MALCOLM, J.: CASE DIGEST BY: KIRSTIE BARRION Facts: Vicente Madrigal and Susana Paterno were legally. The marriage was contracted under the provisions of law concerning conjugal partnerships (sociedad de gananciales.). On February 25, 1915, Vicente Madrigal filed sworn declaration with the Collector of Internal Revenue, showing, as his total net income for the year 1914, the sum of P296,302.73. Subsequently Madrigal submitted the claim that the said P296,302.73 did not represent his income for the year 1914, but was in fact the income of the conjugal partnership existing between himself and his wife Susana Paterno, and that in computing and assessing the additional income tax provided by the Act of Congress of October 3, 1913, the income declared by Vicente Madrigal should be divided into two equal parts, one-half to be considered the income of Vicente Madrigal and the other half of Susana Paterno. The revenue officer was not satisfied with Madrigals explanation and ultimately, the United States Commissioner of Internal Revenue decided against the claim of Madrigal. Madrigal paid under protest, and the couple decided to recover the sum of P3,786.08 alleged to have been wrongfully and illegally assessed and collected by the CIR.

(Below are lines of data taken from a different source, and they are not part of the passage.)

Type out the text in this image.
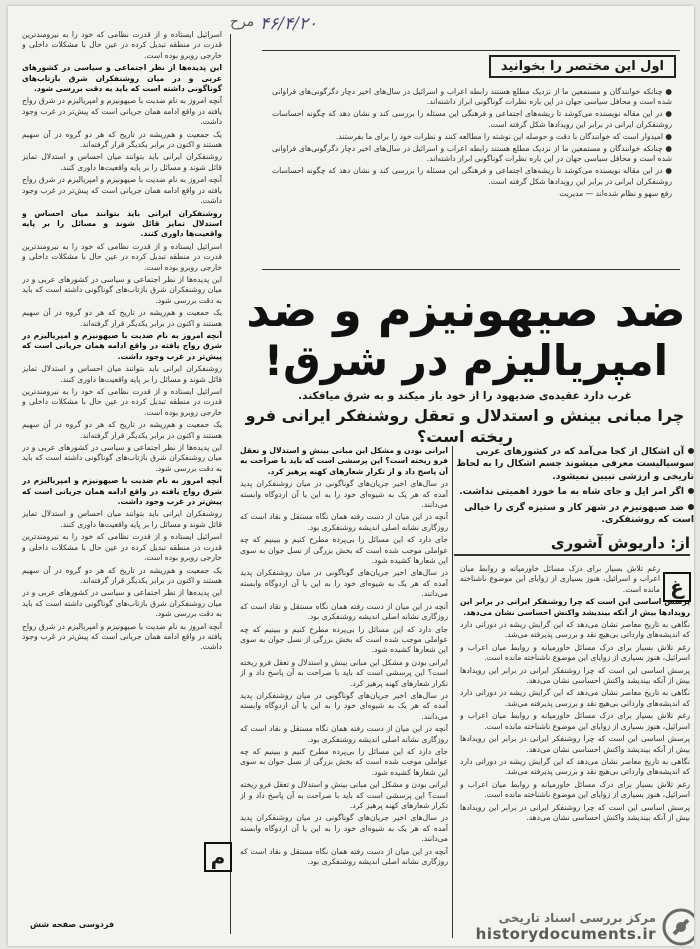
مرح ۴۶/۴/۲۰

اسرائیل ایستاده و از قدرت نظامی که خود را به نیرومندترین قدرت در منطقه تبدیل کرده در عین حال با مشکلات داخلی و خارجی روبرو بوده است.

این پدیده‌ها از نظر اجتماعی و سیاسی در کشورهای عربی و در میان روشنفکران شرق بازتاب‌های گوناگونی داشته است که باید به دقت بررسی شود.

آنچه امروز به نام ضدیت با صیهونیزم و امپریالیزم در شرق رواج یافته در واقع ادامه همان جریانی است که پیش‌تر در غرب وجود داشت.

یک جمعیت و هم‌ریشه در تاریخ که هر دو گروه در آن سهیم هستند و اکنون در برابر یکدیگر قرار گرفته‌اند.

روشنفکران ایرانی باید بتوانند میان احساس و استدلال تمایز قائل شوند و مسائل را بر پایه واقعیت‌ها داوری کنند.

آنچه امروز به نام ضدیت با صیهونیزم و امپریالیزم در شرق رواج یافته در واقع ادامه همان جریانی است که پیش‌تر در غرب وجود داشت.

روشنفکران ایرانی باید بتوانند میان احساس و استدلال تمایز قائل شوند و مسائل را بر پایه واقعیت‌ها داوری کنند.

اسرائیل ایستاده و از قدرت نظامی که خود را به نیرومندترین قدرت در منطقه تبدیل کرده در عین حال با مشکلات داخلی و خارجی روبرو بوده است.

این پدیده‌ها از نظر اجتماعی و سیاسی در کشورهای عربی و در میان روشنفکران شرق بازتاب‌های گوناگونی داشته است که باید به دقت بررسی شود.

یک جمعیت و هم‌ریشه در تاریخ که هر دو گروه در آن سهیم هستند و اکنون در برابر یکدیگر قرار گرفته‌اند.

آنچه امروز به نام ضدیت با صیهونیزم و امپریالیزم در شرق رواج یافته در واقع ادامه همان جریانی است که پیش‌تر در غرب وجود داشت.

روشنفکران ایرانی باید بتوانند میان احساس و استدلال تمایز قائل شوند و مسائل را بر پایه واقعیت‌ها داوری کنند.

اسرائیل ایستاده و از قدرت نظامی که خود را به نیرومندترین قدرت در منطقه تبدیل کرده در عین حال با مشکلات داخلی و خارجی روبرو بوده است.

یک جمعیت و هم‌ریشه در تاریخ که هر دو گروه در آن سهیم هستند و اکنون در برابر یکدیگر قرار گرفته‌اند.

این پدیده‌ها از نظر اجتماعی و سیاسی در کشورهای عربی و در میان روشنفکران شرق بازتاب‌های گوناگونی داشته است که باید به دقت بررسی شود.

آنچه امروز به نام ضدیت با صیهونیزم و امپریالیزم در شرق رواج یافته در واقع ادامه همان جریانی است که پیش‌تر در غرب وجود داشت.

روشنفکران ایرانی باید بتوانند میان احساس و استدلال تمایز قائل شوند و مسائل را بر پایه واقعیت‌ها داوری کنند.

اسرائیل ایستاده و از قدرت نظامی که خود را به نیرومندترین قدرت در منطقه تبدیل کرده در عین حال با مشکلات داخلی و خارجی روبرو بوده است.

یک جمعیت و هم‌ریشه در تاریخ که هر دو گروه در آن سهیم هستند و اکنون در برابر یکدیگر قرار گرفته‌اند.

این پدیده‌ها از نظر اجتماعی و سیاسی در کشورهای عربی و در میان روشنفکران شرق بازتاب‌های گوناگونی داشته است که باید به دقت بررسی شود.

آنچه امروز به نام ضدیت با صیهونیزم و امپریالیزم در شرق رواج یافته در واقع ادامه همان جریانی است که پیش‌تر در غرب وجود داشت.

اول این مختصر را بخوانید

● چنانکه خوانندگان و مستمعین ما از نزدیک مطلع هستند رابطه اعراب و اسرائیل در سال‌های اخیر دچار دگرگونی‌های فراوانی شده است و محافل سیاسی جهان در این باره نظرات گوناگونی ابراز داشته‌اند.

● در این مقاله نویسنده می‌کوشد تا ریشه‌های اجتماعی و فرهنگی این مسئله را بررسی کند و نشان دهد که چگونه احساسات روشنفکران ایرانی در برابر این رویدادها شکل گرفته است.

● امیدوار است که خوانندگان با دقت و حوصله این نوشته را مطالعه کنند و نظرات خود را برای ما بفرستند.

● چنانکه خوانندگان و مستمعین ما از نزدیک مطلع هستند رابطه اعراب و اسرائیل در سال‌های اخیر دچار دگرگونی‌های فراوانی شده است و محافل سیاسی جهان در این باره نظرات گوناگونی ابراز داشته‌اند.

● در این مقاله نویسنده می‌کوشد تا ریشه‌های اجتماعی و فرهنگی این مسئله را بررسی کند و نشان دهد که چگونه احساسات روشنفکران ایرانی در برابر این رویدادها شکل گرفته است.

رفع سهو و نظام شده‌اند — مدیریت

ضد صیهونیزم و ضد
امپریالیزم در شرق!
غرب دارد عقیده‌ی ضدیهود را از خود باز میکند و به شرق میافکند.
چرا مبانی بینش و استدلال و تعقل روشنفکر ایرانی فرو ریخته است؟
آن اشکال از کجا می‌آمد که در کشورهای عربی سوسیالیست معرفی میشوند جسم اشکال را به لحاظ تاریخی و ارزشی تبیین نمیشود.
اگر امر ایل و جای شاه به ما خورد اهمیتی نداشت.
ضد صیهونیزم در شهر کار و ستیزه گری را خیالی است که روشنفکری.
از: داریوش آشوری

ایرانی بودن و مشکل این مبانی بینش و استدلال و تعقل فرو ریخته است؟ این پرسشی است که باید با صراحت به آن پاسخ داد و از تکرار شعارهای کهنه پرهیز کرد.

در سال‌های اخیر جریان‌های گوناگونی در میان روشنفکران پدید آمده که هر یک به شیوه‌ای خود را به این یا آن اردوگاه وابسته می‌دانند.

آنچه در این میان از دست رفته همان نگاه مستقل و نقاد است که روزگاری نشانه اصلی اندیشه روشنفکری بود.

جای دارد که این مسائل را بی‌پرده مطرح کنیم و ببینیم که چه عواملی موجب شده است که بخش بزرگی از نسل جوان به سوی این شعارها کشیده شود.

در سال‌های اخیر جریان‌های گوناگونی در میان روشنفکران پدید آمده که هر یک به شیوه‌ای خود را به این یا آن اردوگاه وابسته می‌دانند.

آنچه در این میان از دست رفته همان نگاه مستقل و نقاد است که روزگاری نشانه اصلی اندیشه روشنفکری بود.

جای دارد که این مسائل را بی‌پرده مطرح کنیم و ببینیم که چه عواملی موجب شده است که بخش بزرگی از نسل جوان به سوی این شعارها کشیده شود.

ایرانی بودن و مشکل این مبانی بینش و استدلال و تعقل فرو ریخته است؟ این پرسشی است که باید با صراحت به آن پاسخ داد و از تکرار شعارهای کهنه پرهیز کرد.

در سال‌های اخیر جریان‌های گوناگونی در میان روشنفکران پدید آمده که هر یک به شیوه‌ای خود را به این یا آن اردوگاه وابسته می‌دانند.

آنچه در این میان از دست رفته همان نگاه مستقل و نقاد است که روزگاری نشانه اصلی اندیشه روشنفکری بود.

جای دارد که این مسائل را بی‌پرده مطرح کنیم و ببینیم که چه عواملی موجب شده است که بخش بزرگی از نسل جوان به سوی این شعارها کشیده شود.

ایرانی بودن و مشکل این مبانی بینش و استدلال و تعقل فرو ریخته است؟ این پرسشی است که باید با صراحت به آن پاسخ داد و از تکرار شعارهای کهنه پرهیز کرد.

در سال‌های اخیر جریان‌های گوناگونی در میان روشنفکران پدید آمده که هر یک به شیوه‌ای خود را به این یا آن اردوگاه وابسته می‌دانند.

آنچه در این میان از دست رفته همان نگاه مستقل و نقاد است که روزگاری نشانه اصلی اندیشه روشنفکری بود.

غ

رغم تلاش بسیار برای درک مسائل خاورمیانه و روابط میان اعراب و اسرائیل، هنوز بسیاری از زوایای این موضوع ناشناخته مانده است.

پرسش اساسی این است که چرا روشنفکر ایرانی در برابر این رویدادها بیش از آنکه بیندیشد واکنش احساسی نشان می‌دهد.

نگاهی به تاریخ معاصر نشان می‌دهد که این گرایش ریشه در دورانی دارد که اندیشه‌های وارداتی بی‌هیچ نقد و بررسی پذیرفته می‌شد.

رغم تلاش بسیار برای درک مسائل خاورمیانه و روابط میان اعراب و اسرائیل، هنوز بسیاری از زوایای این موضوع ناشناخته مانده است.

پرسش اساسی این است که چرا روشنفکر ایرانی در برابر این رویدادها بیش از آنکه بیندیشد واکنش احساسی نشان می‌دهد.

نگاهی به تاریخ معاصر نشان می‌دهد که این گرایش ریشه در دورانی دارد که اندیشه‌های وارداتی بی‌هیچ نقد و بررسی پذیرفته می‌شد.

رغم تلاش بسیار برای درک مسائل خاورمیانه و روابط میان اعراب و اسرائیل، هنوز بسیاری از زوایای این موضوع ناشناخته مانده است.

پرسش اساسی این است که چرا روشنفکر ایرانی در برابر این رویدادها بیش از آنکه بیندیشد واکنش احساسی نشان می‌دهد.

نگاهی به تاریخ معاصر نشان می‌دهد که این گرایش ریشه در دورانی دارد که اندیشه‌های وارداتی بی‌هیچ نقد و بررسی پذیرفته می‌شد.

رغم تلاش بسیار برای درک مسائل خاورمیانه و روابط میان اعراب و اسرائیل، هنوز بسیاری از زوایای این موضوع ناشناخته مانده است.

پرسش اساسی این است که چرا روشنفکر ایرانی در برابر این رویدادها بیش از آنکه بیندیشد واکنش احساسی نشان می‌دهد.

م
فردوسی صفحه شش	مرکز بررسی اسناد تاریخی
historydocuments.ir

Issue: Whether or not the income reported by Madrigal on 1915 should be divided into 2 in computing for the additional income tax because of the conjugal partnership. Held: The learned argument of counsel is mostly based upon the provisions of the Civil Code establishing the sociedad de gananciales. The counter contentions of appellees are that the taxes imposed by the Income Tax Law are as the name implies taxes upon income tax and not upon capital and property; that the fact that Madrigal was a married man, and his marriage contracted under the provisions governing the conjugal partnership, has no bearing on income considered as income, and that the distinction must be drawn between the ordinary form of commercial partnership and the conjugal partnership of spouses resulting from the relation of marriage. The Supreme Court ruled against the Madrigals. To recapitulate, Madrigal wants to divide into half his declared income in computing for his tax since he is arguing that he has a conjugal partnership with his wife. However, the court ruled that the one that should be taxed is the income which is the flow of the capital, thus it should not be divided into 2. Susana Paterno, wife of Vicente Madrigal, has an inchoate right in the property of her husband Vicente Madrigal during the life of the conjugal partnership. She has an interest in the ultimate

property rights and in the ultimate ownership of property acquired as income after such income has become capital. Susana Paterno has no absolute right to one-half the income of the conjugal partnership. Not being seized of a separate estate, Susana Paterno cannot make a separate return in order to receive the benefit of the exemption which would arise by reason of the additional tax. As she has no estate and income, actually and legally vested in her and entirely distinct from her husband's property, the income cannot properly be considered the separate income of the wife for the purposes of the additional tax. Moreover, the Income Tax Law does not look on the spouses as individual partners in an ordinary partnership. The husband and wife are only entitled to the exemption of P8,000 specifically granted by the law. The higher schedules of the additional tax directed at the incomes of the wealthy may not be partially defeated by reliance on provisions in our Civil Code dealing with the conjugal partnership and having no application to the Income Tax Law. The aims and purposes of the Income Tax Law must be given effect. In connection with the decision above quoted, it is well to recall a few basic ideas. The Income Tax Law was drafted by the Congress of the United States and has been by the Congress extended to the Philippine Islands. Being thus a law of American origin and being peculiarly intricate in its provisions, the authoritative decision of the official who is charged with enforcing it has peculiar force for the Philippines. It has come to be a well-settled rule that great weight should be given to the construction placed upon a revenue law, whose meaning is doubtful, by the department charged with its execution.